O PT continuará a dar todas as cartas nas próximas eleições, sem o temido desgaste natural de quem passa oito anos à frente do executivo, lá e cá. Não por menos, os partidos da base aliada se movimentam e acompanham os indicadores que apontam o presidente Lula como o grande eleitor da sucessão de 2010. Por muito menos ainda, o PMDB nacional começa a pensar numa aliança global que submeta coligações nos estados ao projeto nacional. E vice-versa. Esta também é a estratégia do PT, como já foi colocado na coluna há alguns dias, mas que ganha força na principal e maior corrente da sigla, a Construindo um Novo Brasil (CNB). A Folha de São Paulo, neste domingo, chegou a falar em “enquadramento de petistas que contrariem aliados de Dilma”, tese defendida pela CNB que também quer que o PT abra mão de estados para eleger presidente, ou melhor, a presidenta.
“O João Vicente Claudino é o candidato mais afastado do PT”,
disse o diretor geral do Detran, Jesus Rodrigues, pré-candidato a deputado federal.
Reação em cadeia
Considerando a estratégia nacional, o deputado Marcelo Castro está bem na fita e pode sair lucrando numa negociação entre PT e PMDB. É nisso, inclusive, que aposta o peemedebista.
Dois por um
A questão é que a negociação nacional pode desconsiderar o Piauí. Não custa lembrar que o Estado não chega a 2% do eleitorado no país. Outra coisa: considerando também o cenário, quem estará à frente do Palácio de Karnak será Wilson Martins, do PSB.
Vale tudo
O Governo Federal resolveu ignorar as regras da Lei de Responsabilidade e liberar recursos para projetos e obras nos estados e cidades que estão em débito com a União. O levantamento mostra que Teresina está entre as 16 capitais brasileiras em situação irregular. E o prefeito Sílvio Mendes pode, no entanto, alegar rigor na análise das contas.
Na ponta do lápis
O Governo Wellington Dias não está livre desta responsabilidade e o Piauí também tem seu nome apontado no levantamento do Portal da Transparência, mantido pelo Governo Federal.
Sinceridade à prova
Não se tem mais dúvidas no PT sobre a candidatura do governador Wellington Dias ao Senado.

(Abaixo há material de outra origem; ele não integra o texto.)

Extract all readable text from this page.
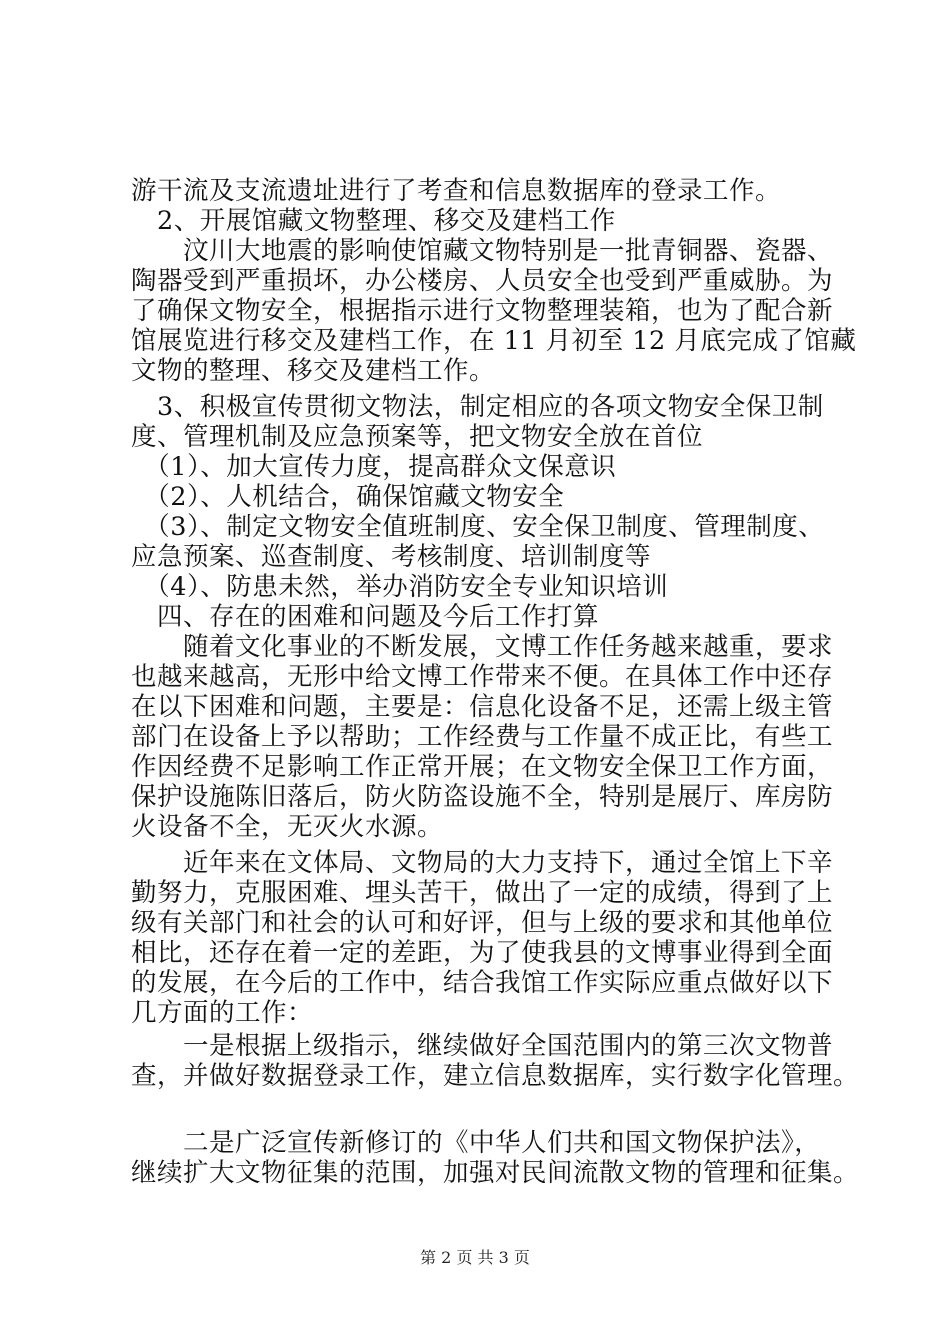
游干流及支流遗址进行了考查和信息数据库的登录工作。
　2、开展馆藏文物整理、移交及建档工作
　　汶川大地震的影响使馆藏文物特别是一批青铜器、瓷器、
陶器受到严重损坏，办公楼房、人员安全也受到严重威胁。为
了确保文物安全，根据指示进行文物整理装箱，也为了配合新
馆展览进行移交及建档工作，在 11 月初至 12 月底完成了馆藏
文物的整理、移交及建档工作。
　3、积极宣传贯彻文物法，制定相应的各项文物安全保卫制
度、管理机制及应急预案等，把文物安全放在首位
　（1）、加大宣传力度，提高群众文保意识
　（2）、人机结合，确保馆藏文物安全
　（3）、制定文物安全值班制度、安全保卫制度、管理制度、
应急预案、巡查制度、考核制度、培训制度等
　（4）、防患未然，举办消防安全专业知识培训
　四、存在的困难和问题及今后工作打算
　　随着文化事业的不断发展，文博工作任务越来越重，要求
也越来越高，无形中给文博工作带来不便。在具体工作中还存
在以下困难和问题，主要是：信息化设备不足，还需上级主管
部门在设备上予以帮助；工作经费与工作量不成正比，有些工
作因经费不足影响工作正常开展；在文物安全保卫工作方面，
保护设施陈旧落后，防火防盗设施不全，特别是展厅、库房防
火设备不全，无灭火水源。
　　近年来在文体局、文物局的大力支持下，通过全馆上下辛
勤努力，克服困难、埋头苦干，做出了一定的成绩，得到了上
级有关部门和社会的认可和好评，但与上级的要求和其他单位
相比，还存在着一定的差距，为了使我县的文博事业得到全面
的发展，在今后的工作中，结合我馆工作实际应重点做好以下
几方面的工作：
　　一是根据上级指示，继续做好全国范围内的第三次文物普
查，并做好数据登录工作，建立信息数据库，实行数字化管理。
　　二是广泛宣传新修订的《中华人们共和国文物保护法》，
继续扩大文物征集的范围，加强对民间流散文物的管理和征集。
第 2 页 共 3 页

Questionado sobre o assunto, o secretário Assis Carvalho foi direto: “isso não se discute mais”.
O conselheiro Olavo Rebêlo e o deputado Osmar Júnior colocaram o papo em dia com o empresário Ulysses Morais, o médico Eliziário Cardoso e o Pinheiro, durante festival de inverno que movimentou a cidade de Pedro II.
Breves
Mão Santa segue os passos dos ex-governadores Garotinho (RJ) e Joaquim Roriz (DF). O primeiro saiu do PMDB, quando teve inviabilizada sua candidatura, o segundo ameaça deixar a sigla se não lhe entregarem o comando.
O corpo do bebê de um ano foi encontrado. Sobe para oito o número oficial de mortos na tragédia da barragem de Algodões I, em Cocal.
O deputado Ismar Marques fez a trilha da Cachoeira do Salto Liso, em Pedro II, durante sua estada na cidade por conta do festival de inverno. A caminhada de 30 minutos exige muito fôlego porque a trilha sobe e desce ladeiras de pedras íngremes, mas o esforço vale a pena.